Dal’s most significant work, the Explanatory Dictionary of the Living Russian Language, is naturally given a special place in the museum. Various editions of the famous dictionary have been collected and placed on display. The dictionary was originally published in brochure format, which Dal referred to as notebooks. A total of 21 such notebooks were published. They were subsequently reissued in a four-volume dictionary, the first of which was sent to Emperor Alexander II. Following its approval, work on the dictionary continued. The second edition, revised and updated, was published in 1880-1882 after the author’s death.
   
The museum also contains a full version of the publication prepared by Baudouin de Courtenay (1912), which became the basis for the version best known today. The real gem of the collection, however, is a rare piano, which, according to the family history, Dal’s mother loved to play.

A separate theme in the museum is an exhibit devoted to the contribution Dal made to Ukrainian language study. The “Cossack of Lugansk” originally paid great attention to studying the Ukrainian language and folklore. He also proved himself to be a talented translator from Ukrainian to Russian. Many of the Ukrainian words he gathered were subsequently incorporated into a dictionary of the Ukrainian language, which was compiled by Boris Grinchenko.

Despite the overall modesty of the museum’s exhibits, one cannot fail to recognize that its staff, with the help of patrons and sponsors, was able to gather several extremely rare and valuable artifacts for the collection. The Lugansk museum will be of great interest both to those who are being introduced for the first time to the life and work of the well-known linguist, as well as to professionals who have devoted considerable time to studying his heritage.

The special role the museum plays in the cultural life of modern Lugansk cannot be overlooked either. For two decades it has served as a platform for communication and a center for those captivated by literature and art. On Thursdays, Dal literary evenings are held at the museum, which bring together philologists, teachers, those involved in the world of art and anyone else who is interested.
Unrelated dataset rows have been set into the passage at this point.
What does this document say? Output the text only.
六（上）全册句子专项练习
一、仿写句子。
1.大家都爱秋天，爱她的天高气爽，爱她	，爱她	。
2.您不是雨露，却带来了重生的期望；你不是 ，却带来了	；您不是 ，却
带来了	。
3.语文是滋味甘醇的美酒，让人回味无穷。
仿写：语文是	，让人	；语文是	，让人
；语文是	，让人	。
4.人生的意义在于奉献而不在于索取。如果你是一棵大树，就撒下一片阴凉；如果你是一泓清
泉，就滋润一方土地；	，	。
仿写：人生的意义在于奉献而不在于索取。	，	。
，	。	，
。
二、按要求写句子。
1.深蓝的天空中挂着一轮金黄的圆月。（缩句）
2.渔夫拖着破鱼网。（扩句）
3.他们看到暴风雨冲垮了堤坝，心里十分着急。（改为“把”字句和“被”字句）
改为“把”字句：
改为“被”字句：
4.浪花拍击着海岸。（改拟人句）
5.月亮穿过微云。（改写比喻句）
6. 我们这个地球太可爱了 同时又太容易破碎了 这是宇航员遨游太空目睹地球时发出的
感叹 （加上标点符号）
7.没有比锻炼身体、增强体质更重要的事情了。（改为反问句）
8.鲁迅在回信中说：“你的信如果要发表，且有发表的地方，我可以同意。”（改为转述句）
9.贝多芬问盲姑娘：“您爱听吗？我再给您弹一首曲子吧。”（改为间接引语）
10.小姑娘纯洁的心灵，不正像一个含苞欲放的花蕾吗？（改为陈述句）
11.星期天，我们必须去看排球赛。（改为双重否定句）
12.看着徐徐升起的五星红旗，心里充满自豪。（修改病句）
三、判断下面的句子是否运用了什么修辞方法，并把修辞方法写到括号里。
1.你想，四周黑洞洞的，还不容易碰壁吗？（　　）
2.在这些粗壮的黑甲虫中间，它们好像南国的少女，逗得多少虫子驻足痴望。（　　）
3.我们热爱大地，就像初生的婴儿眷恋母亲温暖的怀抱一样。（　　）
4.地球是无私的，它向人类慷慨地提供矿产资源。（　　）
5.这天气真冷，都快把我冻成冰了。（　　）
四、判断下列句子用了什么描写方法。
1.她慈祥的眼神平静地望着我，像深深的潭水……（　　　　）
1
“I loved my native land and gave to it as I was able,” is one of Dal’s most famous sayings. These words can rightly be considered his motto throughout life.

The son of a Dane and a German, born on the territory of modern Ukraine, Dal contributed to the development of Russian language studies in ways that cannot be overemphasized. And thereby the scholar presented his descendents with further evidence of the unique role and mission the Russian language has as a link between cultures and peoples.